September 28, 2023
A recent Law 360 story by Travis Bland, “Missing Word Sinks $2.65M Honeywell Fee Bid in Royalty Row”, reports that Honeywell lost out on $2.65 million in attorney fees following a win in a scanner royalties dispute with a Japanese competitor in part because an agreement between the two companies didn't use the word "attorney" in a provision the American company invoked to try to receive the award.
In an order, a North Carolina federal court told Honeywell Wednesday that it would not be awarding the attorney fees after the company prevailed in a jury trial against OPTO Electronics Co., reasoning that while other parts of the partners' contract referenced attorney fees, the part Honeywell cited to try to recover the money only says "fees."

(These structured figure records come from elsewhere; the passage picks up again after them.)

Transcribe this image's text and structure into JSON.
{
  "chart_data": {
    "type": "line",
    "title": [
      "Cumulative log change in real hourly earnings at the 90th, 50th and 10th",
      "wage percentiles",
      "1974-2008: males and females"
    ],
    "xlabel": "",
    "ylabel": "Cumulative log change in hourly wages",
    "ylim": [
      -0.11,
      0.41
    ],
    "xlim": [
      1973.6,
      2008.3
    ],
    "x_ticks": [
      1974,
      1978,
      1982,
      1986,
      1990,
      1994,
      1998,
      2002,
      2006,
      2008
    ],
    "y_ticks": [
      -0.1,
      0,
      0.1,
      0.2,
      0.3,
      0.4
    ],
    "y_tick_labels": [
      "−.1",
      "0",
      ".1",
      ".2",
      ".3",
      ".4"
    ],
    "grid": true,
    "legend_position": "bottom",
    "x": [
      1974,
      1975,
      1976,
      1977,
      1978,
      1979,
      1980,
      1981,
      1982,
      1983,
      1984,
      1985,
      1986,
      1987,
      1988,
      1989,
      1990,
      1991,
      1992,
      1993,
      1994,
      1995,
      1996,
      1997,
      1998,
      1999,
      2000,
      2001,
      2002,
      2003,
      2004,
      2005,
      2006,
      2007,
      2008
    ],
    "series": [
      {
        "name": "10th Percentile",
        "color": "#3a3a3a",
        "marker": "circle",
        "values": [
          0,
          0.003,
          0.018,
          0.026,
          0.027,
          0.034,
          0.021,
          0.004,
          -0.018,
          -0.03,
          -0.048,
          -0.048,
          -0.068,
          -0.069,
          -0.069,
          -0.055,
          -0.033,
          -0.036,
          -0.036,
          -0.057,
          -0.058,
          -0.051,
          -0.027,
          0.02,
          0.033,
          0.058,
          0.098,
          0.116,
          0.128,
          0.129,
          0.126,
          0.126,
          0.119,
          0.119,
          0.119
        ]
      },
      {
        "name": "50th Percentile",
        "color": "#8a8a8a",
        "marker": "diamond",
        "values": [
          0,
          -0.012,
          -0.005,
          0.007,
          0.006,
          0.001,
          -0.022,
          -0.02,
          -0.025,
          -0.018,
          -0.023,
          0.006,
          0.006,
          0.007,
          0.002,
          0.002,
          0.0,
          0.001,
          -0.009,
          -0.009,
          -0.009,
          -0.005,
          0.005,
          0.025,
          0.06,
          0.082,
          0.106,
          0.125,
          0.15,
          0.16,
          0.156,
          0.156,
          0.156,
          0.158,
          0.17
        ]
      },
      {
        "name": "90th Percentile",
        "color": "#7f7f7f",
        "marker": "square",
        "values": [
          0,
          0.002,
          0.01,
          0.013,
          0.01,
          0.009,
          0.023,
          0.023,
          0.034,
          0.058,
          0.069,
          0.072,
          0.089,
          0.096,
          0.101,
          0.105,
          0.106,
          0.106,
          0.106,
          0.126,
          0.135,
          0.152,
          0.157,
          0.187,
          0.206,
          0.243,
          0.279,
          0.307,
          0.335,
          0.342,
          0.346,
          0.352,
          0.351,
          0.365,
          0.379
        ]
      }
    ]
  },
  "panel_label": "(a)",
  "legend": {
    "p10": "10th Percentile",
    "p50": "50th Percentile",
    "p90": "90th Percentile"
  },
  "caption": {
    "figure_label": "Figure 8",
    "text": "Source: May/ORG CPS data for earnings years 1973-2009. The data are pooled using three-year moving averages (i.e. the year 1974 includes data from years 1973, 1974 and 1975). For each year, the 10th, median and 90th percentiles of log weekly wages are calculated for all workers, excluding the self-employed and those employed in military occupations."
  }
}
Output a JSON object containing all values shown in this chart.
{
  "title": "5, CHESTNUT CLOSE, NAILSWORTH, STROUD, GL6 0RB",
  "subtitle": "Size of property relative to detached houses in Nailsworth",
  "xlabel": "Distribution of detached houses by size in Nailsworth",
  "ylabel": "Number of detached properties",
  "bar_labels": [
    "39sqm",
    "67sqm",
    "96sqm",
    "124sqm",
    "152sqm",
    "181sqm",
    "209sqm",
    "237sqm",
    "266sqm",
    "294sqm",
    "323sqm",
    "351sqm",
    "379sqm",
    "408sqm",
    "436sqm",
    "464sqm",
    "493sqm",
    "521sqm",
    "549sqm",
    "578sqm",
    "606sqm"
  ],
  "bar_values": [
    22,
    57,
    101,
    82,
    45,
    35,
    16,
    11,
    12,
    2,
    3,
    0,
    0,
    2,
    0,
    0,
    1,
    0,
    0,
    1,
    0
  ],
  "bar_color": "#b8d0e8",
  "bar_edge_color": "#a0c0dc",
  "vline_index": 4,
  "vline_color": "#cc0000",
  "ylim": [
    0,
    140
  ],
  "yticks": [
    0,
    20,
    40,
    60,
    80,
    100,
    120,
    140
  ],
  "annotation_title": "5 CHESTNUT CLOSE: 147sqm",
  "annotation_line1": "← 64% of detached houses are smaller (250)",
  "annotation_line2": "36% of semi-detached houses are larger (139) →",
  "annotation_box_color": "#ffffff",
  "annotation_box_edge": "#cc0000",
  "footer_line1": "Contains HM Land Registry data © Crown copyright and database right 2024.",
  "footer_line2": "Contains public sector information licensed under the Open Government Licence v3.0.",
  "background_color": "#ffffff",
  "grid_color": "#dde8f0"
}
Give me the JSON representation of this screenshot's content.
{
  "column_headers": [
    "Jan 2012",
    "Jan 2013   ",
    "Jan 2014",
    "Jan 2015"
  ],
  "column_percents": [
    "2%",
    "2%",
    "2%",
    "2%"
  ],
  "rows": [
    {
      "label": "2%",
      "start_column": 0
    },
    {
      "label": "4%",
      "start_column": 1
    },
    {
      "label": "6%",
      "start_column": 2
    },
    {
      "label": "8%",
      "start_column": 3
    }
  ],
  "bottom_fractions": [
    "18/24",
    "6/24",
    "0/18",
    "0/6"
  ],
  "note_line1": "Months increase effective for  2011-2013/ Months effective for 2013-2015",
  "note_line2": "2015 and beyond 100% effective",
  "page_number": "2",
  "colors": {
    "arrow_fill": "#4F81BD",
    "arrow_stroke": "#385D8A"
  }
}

"That provision, drafted by sophisticated counsel, does not mention 'attorney fees' (like every other case under governing Delaware law that has awarded attorney fees under a contract)," U.S. District Judge Kenneth D. Bell wrote in his order.
Judge Bell also reasoned that the provision doesn't have the "prevailing party" language that is the "hallmark" of contracts under Delaware law for a winning litigant to force an opponent to pay attorney fees.
The provision Honeywell cited might not even apply to court actions, Judge Bell said.
Evidence in the case made it clear that Honeywell knew how to craft a contract so that attorney fees would be awarded when it won a case, but it didn't do that in the agreement with OPTO Electronics, according to Judge Bell.
OPTO Electronics was also let down by Judge Bell's order. He punted the Japanese company's requests to throw out the jury verdict, award it a victory or, at least, to grant a new trial.
OPTO Electronics had a "full and fair opportunity to present its evidence and arguments to the jury and the court," Judge Bell said. "While OPTO's arguments were potentially persuasive and the court would have upheld a jury verdict in OPTO's favor, the court finds that there was sufficient evidence to support the jury's and the court's verdicts."
In denying the company a new trial, Judge Bell also rejected arguments that the court made an error when it did not allow certain evidence that OPTO Electronic asserted was favorable to it.
The dispute is rooted in barcode scanner technology that can decode 1D barcodes — such as UPC codes commonly found on items in a grocery store that are scanned at checkout — and can decode 2D barcodes, such as QR codes frequently used by restaurants for online menus.
Honeywell had previously accused OPTO of infringing its patents for 2D products, resulting in a 2020 settlement agreement under which OPTO consented to pay Honeywell 7% royalties for the continued use of that technology.
But in the present case, Honeywell said OPTO tried to skirt that contract by not paying royalties on all of its 2D products, namely those that can read both 1D barcodes and a specific subset of 2D barcodes known as stacked barcodes. A common stacked barcode is PDF417, which is seen on driver's licenses and printed boarding passes at airports.
An eight-person jury sided with Honeywell in a July 19 verdict, finding OPTO scanners that can read both 1D and some 2D barcodes fall within the licensing agreement.